In order to allay any doubt about off-centre drill pipe through the BSRs, the lower annular preventer should be located on the BOP immediately above the BSRs. This is well established, operational drilling practice and should be maintained as such.

The connection of the drilling riser to the LMRP is flanged. Macondo has demonstrated that in respect of a collapsed drilling riser, and to facilitate any emergency well capping equipment, the flanged connection should be replaced by a more efficient, quick disconnection system.

The flanged connection should be replaced by an hydraulic connector, also under the secondary control of the direct hydraulic umbilical standby.
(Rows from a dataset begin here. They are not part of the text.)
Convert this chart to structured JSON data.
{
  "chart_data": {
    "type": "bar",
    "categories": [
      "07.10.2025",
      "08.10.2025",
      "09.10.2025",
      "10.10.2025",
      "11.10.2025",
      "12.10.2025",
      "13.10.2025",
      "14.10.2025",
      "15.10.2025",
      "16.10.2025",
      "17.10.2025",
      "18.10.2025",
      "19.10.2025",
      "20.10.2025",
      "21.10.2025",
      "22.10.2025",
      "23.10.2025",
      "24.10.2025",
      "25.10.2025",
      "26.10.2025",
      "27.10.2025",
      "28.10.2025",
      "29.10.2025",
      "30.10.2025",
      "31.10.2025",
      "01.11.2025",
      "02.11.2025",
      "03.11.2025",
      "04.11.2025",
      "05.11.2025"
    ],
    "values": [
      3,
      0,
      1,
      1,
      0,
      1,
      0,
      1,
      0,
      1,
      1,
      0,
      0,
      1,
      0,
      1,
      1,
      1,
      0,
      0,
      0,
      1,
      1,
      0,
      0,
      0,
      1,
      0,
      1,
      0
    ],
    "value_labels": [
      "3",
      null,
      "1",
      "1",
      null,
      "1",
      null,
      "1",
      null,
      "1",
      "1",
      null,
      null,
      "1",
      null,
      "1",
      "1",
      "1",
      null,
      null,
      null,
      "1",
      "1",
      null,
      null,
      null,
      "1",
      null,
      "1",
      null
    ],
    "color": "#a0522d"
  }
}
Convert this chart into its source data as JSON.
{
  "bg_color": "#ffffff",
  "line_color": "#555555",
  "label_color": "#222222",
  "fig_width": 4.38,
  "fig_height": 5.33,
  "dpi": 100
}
It may sound fanciful, but I wonder it is possible to instrument a BOP to give warning to the driller that a potential blow out is on its way? This would be particularly valuable when dealing with deepwater risers.

Subsea xmas trees are routinely equipped with non-intrusive sand detectors and multiphase flowmeters. It may be possible to extrapolate this technology to enable the driller to ‘hear' the blowout at an early stage, rather then being dependent on measuring mud returns (which did not happen during the Macondo blowout).

A joint industry study should be established to investigate of possibility of providing enhanced BOP instrumentation to give early warning of an erupting blowout.

Finally, if something could be done to improve the performance and durability of the raw elastomeric seals used in BOPs it would be a major improvement. DNV also commented on this consideration and it is definitely worthy of serious consideration.

Would metal tipped/faced elastomeric seals – similar to those used for XT/wellhead applications – be a possible solution?

The kind of measures listed here would represent a very small investment when compared with the reported $20 billion cost of the Macondo disaster. More importantly they would have improved the survival chances of the Deepwater Horizon and the 11 crew members who perished, and might even help cut the risk of a Macondo-like tragedy ever happening again. OE
© Ian Fitzsimmons, June 2011




 Ian Fitzsimmons, a regular contributor to OE, is an independent consultant with more than 30 years' offshore industry experience. He has worked for major operators around the world and major subsea hardware/drilling equipment contractors, and has extensive due diligence and expert witness experience. He was chief engineer for RJ Brown & Associates in London. The views expressed in this article are the author's own and do not necessarily reflect OE's position.

Author's note: At the time of writing, I am advised that the final Macondo report from BOEMRE is due on 27 July. I hope it has something constructive to say. And something far more constructive, one must hope, than the vacuous, hapless remarks offered by the UK's Health & Safety Executive in its letter (‘Mailbag', OE April) responding to my previous Macondo piece.